2.3. Alphabets, Symbols and Strings


Alphabets and symbols

We write using an alphabet such as the English alphabet of 26 letters. We also communicate with a computer using an alphabet, such as the ASCII or Unicode alphabet. The members of an alphabet are called symbols.

For this course, we want to consider a variety of alphabets. So we allow the notion of a symbol to be quite general. In fact,

An alphabet is a finite, nonempty set.
No matter what alphabet we are working with at any time, we call its members symbols. It is reasonable that we must have at least one symbol (so an alphabet is not allowed to be empty), and we do not have infinitely many symbols.


Strings

Strings are defined as follows.

A string over alphabet A is a finite sequence of zero or more symbols that are members of A.
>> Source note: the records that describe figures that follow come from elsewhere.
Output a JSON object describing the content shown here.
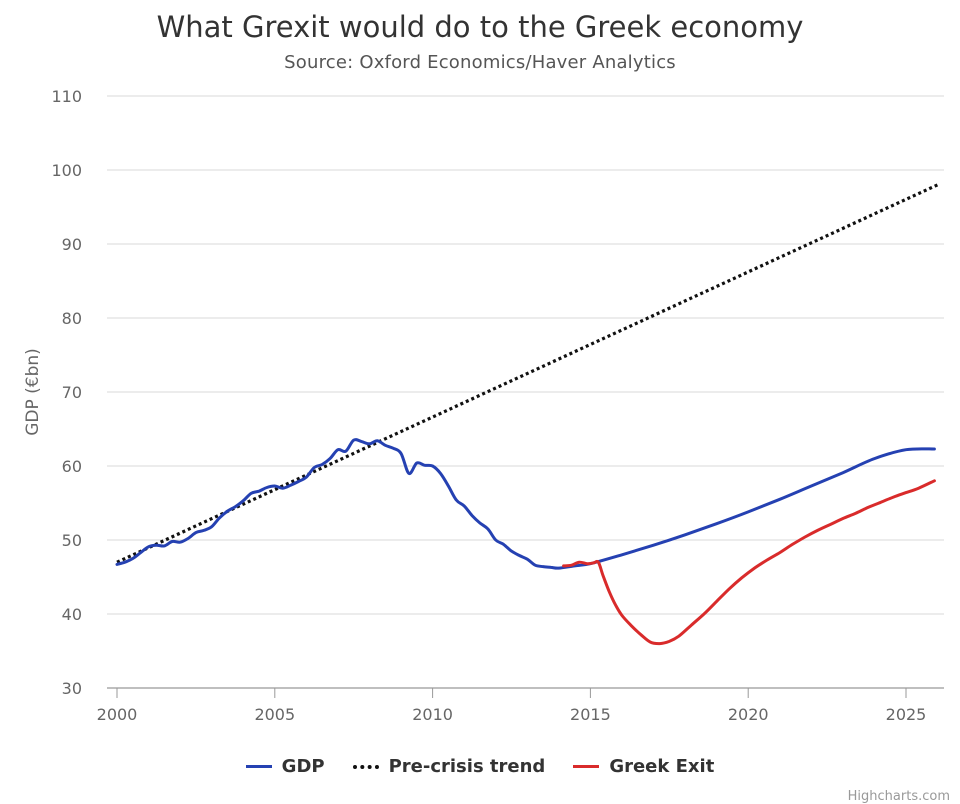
{
  "chart": {
    "title": "What Grexit would do to the Greek economy",
    "subtitle": "Source: Oxford Economics/Haver Analytics",
    "credit": "Highcharts.com"
  },
  "legend": {
    "gdp": "GDP",
    "trend": "Pre-crisis trend",
    "exit": "Greek Exit"
  },
  "colors": {
    "gdp": "#2541b2",
    "trend": "#111111",
    "exit": "#d92b2b",
    "grid": "#d8d8d8",
    "axis": "#999999"
  },
  "chart_data": {
    "type": "line",
    "title": "What Grexit would do to the Greek economy",
    "subtitle": "Source: Oxford Economics/Haver Analytics",
    "xlabel": "",
    "ylabel": "GDP (€bn)",
    "xlim": [
      2000,
      2026
    ],
    "ylim": [
      30,
      110
    ],
    "xticks": [
      2000,
      2005,
      2010,
      2015,
      2020,
      2025
    ],
    "yticks": [
      30,
      40,
      50,
      60,
      70,
      80,
      90,
      100,
      110
    ],
    "grid": true,
    "legend_position": "bottom",
    "series": [
      {
        "name": "GDP",
        "key": "gdp",
        "style": "solid",
        "x": [
          2000,
          2000.25,
          2000.5,
          2000.75,
          2001,
          2001.25,
          2001.5,
          2001.75,
          2002,
          2002.25,
          2002.5,
          2002.75,
          2003,
          2003.25,
          2003.5,
          2003.75,
          2004,
          2004.25,
          2004.5,
          2004.75,
          2005,
          2005.25,
          2005.5,
          2005.75,
          2006,
          2006.25,
          2006.5,
          2006.75,
          2007,
          2007.25,
          2007.5,
          2007.75,
          2008,
          2008.25,
          2008.5,
          2008.75,
          2009,
          2009.25,
          2009.5,
          2009.75,
          2010,
          2010.25,
          2010.5,
          2010.75,
          2011,
          2011.25,
          2011.5,
          2011.75,
          2012,
          2012.25,
          2012.5,
          2012.75,
          2013,
          2013.25,
          2013.5,
          2013.75,
          2014,
          2014.5,
          2015,
          2016,
          2017,
          2018,
          2019,
          2020,
          2021,
          2022,
          2023,
          2024,
          2025,
          2025.9
        ],
        "y": [
          46.7,
          47.0,
          47.5,
          48.3,
          49.1,
          49.3,
          49.2,
          49.8,
          49.7,
          50.2,
          51.0,
          51.3,
          51.8,
          53.0,
          53.9,
          54.5,
          55.3,
          56.3,
          56.6,
          57.1,
          57.3,
          57.0,
          57.4,
          57.9,
          58.5,
          59.8,
          60.2,
          61.0,
          62.2,
          62.0,
          63.5,
          63.3,
          63.0,
          63.4,
          62.8,
          62.4,
          61.7,
          59.0,
          60.4,
          60.1,
          60.0,
          59.0,
          57.3,
          55.4,
          54.6,
          53.3,
          52.3,
          51.5,
          50.0,
          49.4,
          48.5,
          47.9,
          47.4,
          46.6,
          46.4,
          46.3,
          46.2,
          46.5,
          46.8,
          48.0,
          49.3,
          50.7,
          52.2,
          53.8,
          55.5,
          57.3,
          59.1,
          61.0,
          62.2,
          62.3
        ]
      },
      {
        "name": "Pre-crisis trend",
        "key": "trend",
        "style": "dotted",
        "x": [
          2000,
          2026
        ],
        "y": [
          47.0,
          98.0
        ]
      },
      {
        "name": "Greek Exit",
        "key": "exit",
        "style": "solid",
        "x": [
          2014.15,
          2014.4,
          2014.65,
          2014.9,
          2015.1,
          2015.25,
          2015.4,
          2015.6,
          2015.8,
          2016.0,
          2016.3,
          2016.6,
          2016.9,
          2017.2,
          2017.5,
          2017.8,
          2018.2,
          2018.6,
          2019.0,
          2019.4,
          2019.8,
          2020.2,
          2020.6,
          2021.0,
          2021.4,
          2021.8,
          2022.2,
          2022.6,
          2023.0,
          2023.4,
          2023.8,
          2024.2,
          2024.6,
          2025.0,
          2025.4,
          2025.9
        ],
        "y": [
          46.5,
          46.6,
          47.0,
          46.8,
          46.9,
          47.0,
          45.2,
          43.0,
          41.2,
          39.8,
          38.4,
          37.2,
          36.2,
          36.0,
          36.3,
          37.0,
          38.5,
          40.0,
          41.7,
          43.4,
          44.9,
          46.2,
          47.3,
          48.3,
          49.4,
          50.4,
          51.3,
          52.1,
          52.9,
          53.6,
          54.4,
          55.1,
          55.8,
          56.4,
          57.0,
          58.0
        ]
      }
    ]
  }
}
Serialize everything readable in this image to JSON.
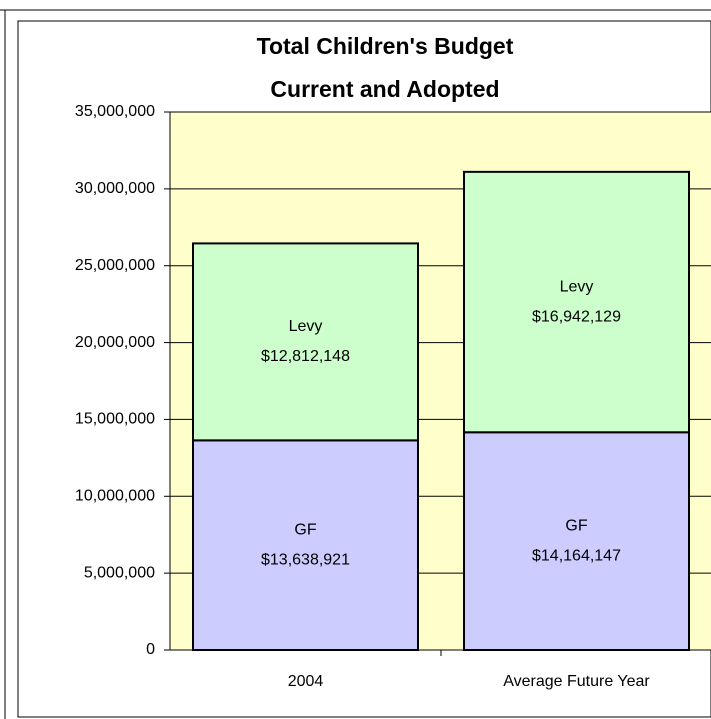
{
  "chart_data": {
    "type": "stacked_bar",
    "title": "Total Children's Budget",
    "subtitle": "Current and Adopted",
    "categories": [
      "2004",
      "Average Future Year"
    ],
    "series": [
      {
        "name": "GF",
        "color": "#ccccff",
        "values": [
          13638921,
          14164147
        ],
        "value_labels": [
          "$13,638,921",
          "$14,164,147"
        ]
      },
      {
        "name": "Levy",
        "color": "#ccffcc",
        "values": [
          12812148,
          16942129
        ],
        "value_labels": [
          "$12,812,148",
          "$16,942,129"
        ]
      }
    ],
    "ylim": [
      0,
      35000000
    ],
    "yticks": [
      0,
      {
        "value": 5000000,
        "label": "5,000,000"
      },
      {
        "value": 10000000,
        "label": "10,000,000"
      },
      {
        "value": 15000000,
        "label": "15,000,000"
      },
      {
        "value": 20000000,
        "label": "20,000,000"
      },
      {
        "value": 25000000,
        "label": "25,000,000"
      },
      {
        "value": 30000000,
        "label": "30,000,000"
      },
      {
        "value": 35000000,
        "label": "35,000,000"
      }
    ],
    "grid": true,
    "plot_background": "#ffffcc"
  }
}
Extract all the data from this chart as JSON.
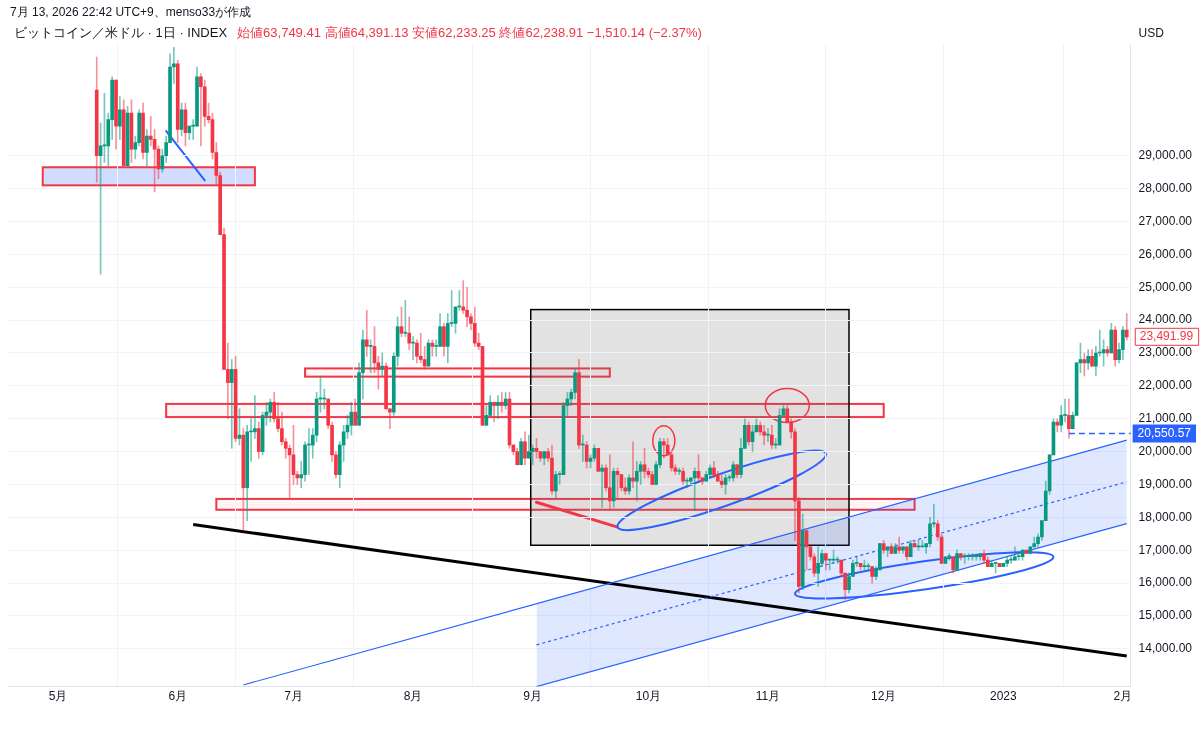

For example, suppose that our alphabet is A = {a,b,c}. Then abaa is a string over alphabet A. (It is convenient not to write quotes around strings.)

It is important to notice that

strings can only be finitely long.
We will use strings as inputs and outputs of algorithms. An infinitely long string presents a problem.
If it is the input, the algorithm cannot look at the entire input.

If it is the output, the algorithm can never finish writing down the output.

Empty strings

A string can have no symbols in it. To make an empty string easier to talk about, we use symbol ε for the empty string.

Do not confuse the empty string with the empty set. One is a string, the other is a set.

Technically, we always talk about a string over a given alphabet. But in cases where the alphabet is clear from context, or where the alphabet is not important, we just talk about a string.


Repetition

If s is a string and n is a nonnegative integer, then

sn is a string consisting of n copies of s in a row.

For example, (ab)3 = ababab.

String s0 is defined to be the empty string, for every string s.


Sets of strings

If A is an alphabet, then

A* is the set of all strings over alphabet A.

For example, {a,b}* = {ε, a, b, aa, ab, ba, bb, aaa, …}.